Collaborations in Autoimmune Disease
BRI collaborates with other research organizations, providing available technologies and materials, and conducting clinical trials in a broad range of disease areas. BRI works collaboratively with scientists in pharmaceutical and biotechnology companies and life science research institutions throughout the world on immune mediated and other diseases. We welcome the opportunity to explore potential research collaborations with you on autoimmune diseases and in other research areas. If you are interested in discussing potential collaboration opportunities, please contact us.
Immunogenicity Determination of Biologic Drugs
Recombinant protein therapeutics play an increasingly important role in the treatment of human diseases.
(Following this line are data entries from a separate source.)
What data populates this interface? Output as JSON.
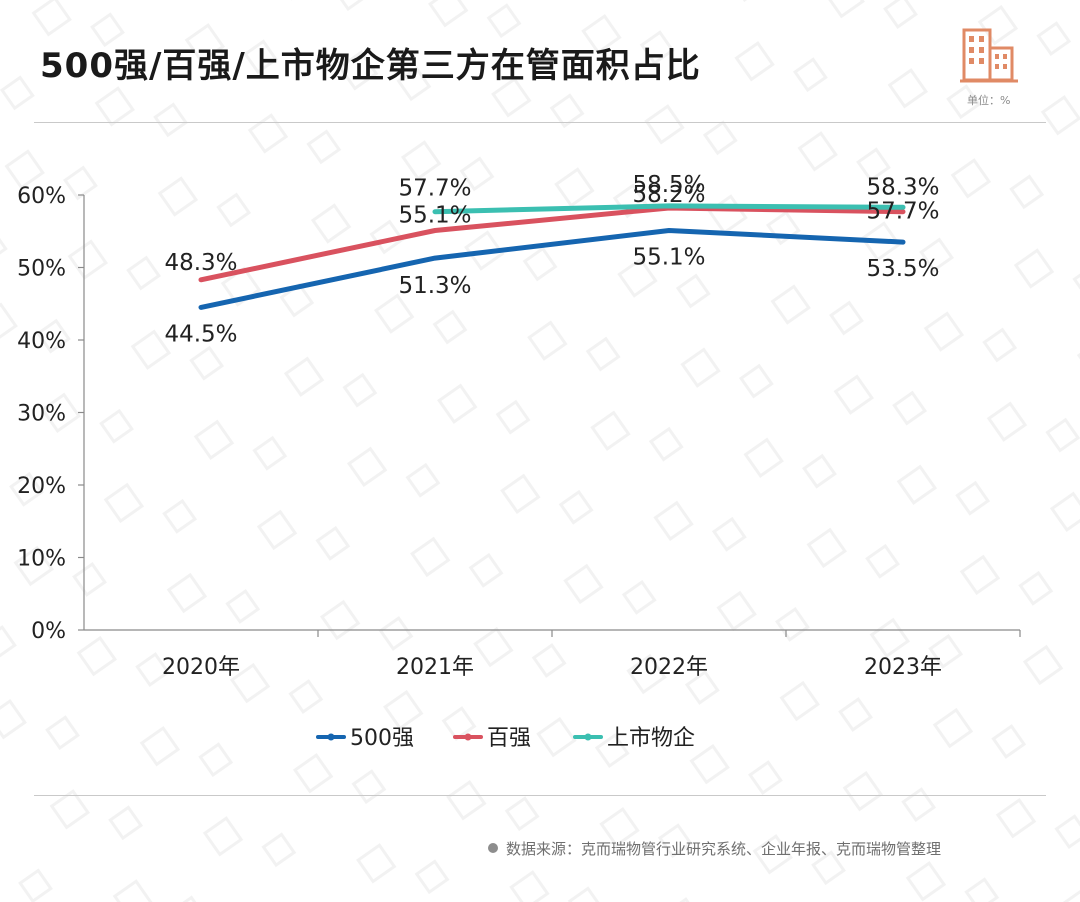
{
  "header": {
    "title": "500强/百强/上市物企第三方在管面积占比",
    "unit_label": "单位：%",
    "logo_icon": "building-icon"
  },
  "footer": {
    "source_text": "数据来源：克而瑞物管行业研究系统、企业年报、克而瑞物管整理"
  },
  "colors": {
    "series_500": "#1565b0",
    "series_100": "#d9525f",
    "series_listed": "#3bbfb1",
    "logo": "#e08a65"
  },
  "chart_data": {
    "type": "line",
    "categories": [
      "2020年",
      "2021年",
      "2022年",
      "2023年"
    ],
    "ylim": [
      0,
      60
    ],
    "yticks": [
      "0%",
      "10%",
      "20%",
      "30%",
      "40%",
      "50%",
      "60%"
    ],
    "ytick_values": [
      0,
      10,
      20,
      30,
      40,
      50,
      60
    ],
    "grid": false,
    "legend_position": "bottom",
    "series": [
      {
        "name": "500强",
        "color": "#1565b0",
        "values": [
          44.5,
          51.3,
          55.1,
          53.5
        ],
        "labels": [
          "44.5%",
          "51.3%",
          "55.1%",
          "53.5%"
        ]
      },
      {
        "name": "百强",
        "color": "#d9525f",
        "values": [
          48.3,
          55.1,
          58.2,
          57.7
        ],
        "labels": [
          "48.3%",
          "55.1%",
          "58.2%",
          "57.7%"
        ]
      },
      {
        "name": "上市物企",
        "color": "#3bbfb1",
        "values": [
          null,
          57.7,
          58.5,
          58.3
        ],
        "labels": [
          null,
          "57.7%",
          "58.5%",
          "58.3%"
        ]
      }
    ]
  }
}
However, antibody responses to these protein drugs can adversely impact their safety and efficacy. High affinity antibody responses are preceded by CD4+ T cell responses, which control or provoke the undesirable antibody responses. BRI has developed a platform technology that can be utilized to rapidly and systematically identify immunogenic “hot spots” within protein therapeutics, visualize T cell responses against these proteins, and rationally de-immunize their sequences at key amino acid positions.
Research Collaborations Using BRI Biorepositories
BRI actively maintains 11 different biorepositories including one with healthy control samples for comparison purposes. Scientists use biological samples from the repositories to better understand the biomarkers associated with the progression of the diseases and identify targets for new therapies.
Rapid Epitope Identification
The identification of T-cell epitopes is crucial for the development of effective vaccines against infectious agents and tumors, as well as in the design of Ag-specific modes of immunotherapy for autoimmune and immune-mediated diseases. BRI has developed a tetramer-guided epitope mapping (TGEM) approach to rapidly identify T-cell epitopes. The TGEM approach is based on the direct detection of binding of the TCR to the MHC–peptide complex. It has the advantage of reflecting the dominant T-cell specificity in the test sample, enabling it to be used with peripheral blood from patients or immunized research participants.